Ich habe zwei Monate nichts veröffentlicht. Und nein, es lag nicht daran, dass ich plötzlich nichts mehr zu erzählen hatte oder nichts gemacht hätte. Eher im Gegenteil: Es war sogar erschreckend viel – nur ist meine Selbstvermarktung im Internet prioritätstechnisch leise nach hinten gerutscht. So wie der Joghurt im Kühlschrank, den man erst wiederfindet, wenn er eine eigene Persönlichkeit entwickelt hat.

In diesen zwei Monaten habe ich für diverse Kurse gebüffelt, Geburtstagsgeschenke gebastelt, Familie in allen Teilen Deutschlands besucht, Bewerbungen geschrieben, Pflichtlektüre gelesen, meinen Kleiderschrank digitalisiert (Clueless-Teenietraum erfüllt) … kurz: Man könnte sagen, das Leben ist dazwischen gekommen.

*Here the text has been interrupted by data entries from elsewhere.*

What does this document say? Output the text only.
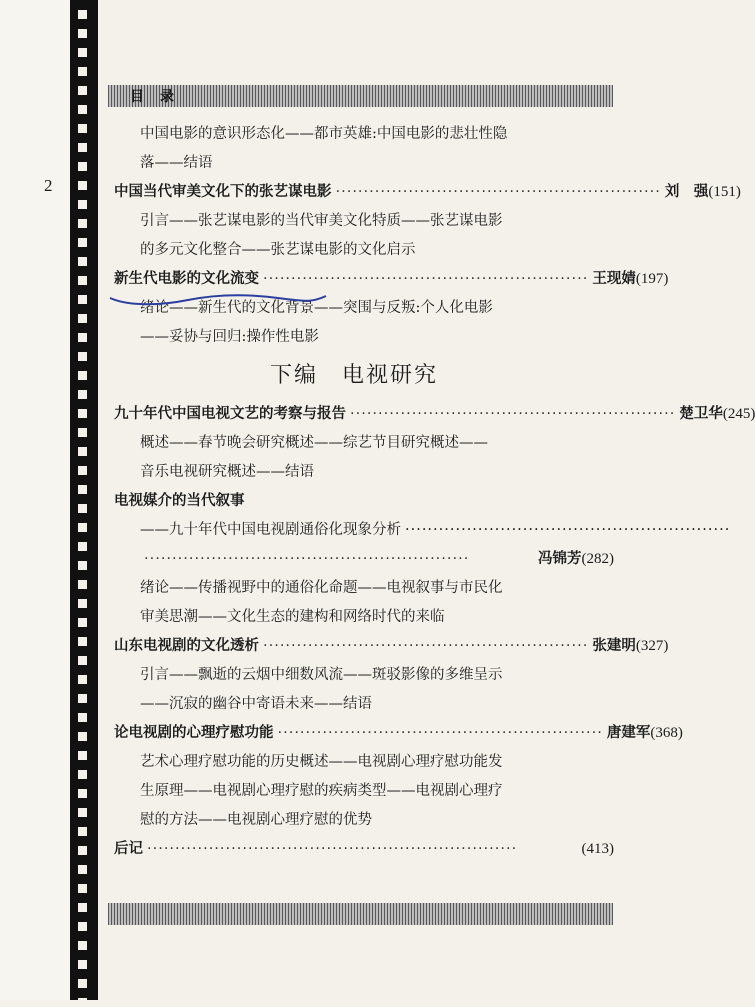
2
目　录
中国电影的意识形态化——都市英雄:中国电影的悲壮性隐
落——结语
中国当代审美文化下的张艺谋电影 ·························································· 刘　强 (151)
引言——张艺谋电影的当代审美文化特质——张艺谋电影
的多元文化整合——张艺谋电影的文化启示
新生代电影的文化流变 ·························································· 王现婧 (197)
绪论——新生代的文化背景——突围与反叛:个人化电影
——妥协与回归:操作性电影
下编　电视研究
九十年代中国电视文艺的考察与报告 ·························································· 楚卫华 (245)
概述——春节晚会研究概述——综艺节目研究概述——
音乐电视研究概述——结语
电视媒介的当代叙事
——九十年代中国电视剧通俗化现象分析 ··························································
··························································	冯锦芳 (282)
绪论——传播视野中的通俗化命题——电视叙事与市民化
审美思潮——文化生态的建构和网络时代的来临
山东电视剧的文化透析 ·························································· 张建明 (327)
引言——飘逝的云烟中细数风流——斑驳影像的多维呈示
——沉寂的幽谷中寄语未来——结语
论电视剧的心理疗慰功能 ·························································· 唐建军 (368)
艺术心理疗慰功能的历史概述——电视剧心理疗慰功能发
生原理——电视剧心理疗慰的疾病类型——电视剧心理疗
慰的方法——电视剧心理疗慰的优势
后记 ··································································	(413)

Arbeit und Beruf sind mir wichtig. Gleichzeitig habe ich ein beziehungsreiches Leben – und Beziehungspflege ist keine „passive Hintergrundmusik“, sondern echte Zeit und Aufmerksamkeit. Das ist schön. Und es bedeutet: Meine Prioritäten werden manchmal spontan neu gemischt. (Nicht immer von mir.)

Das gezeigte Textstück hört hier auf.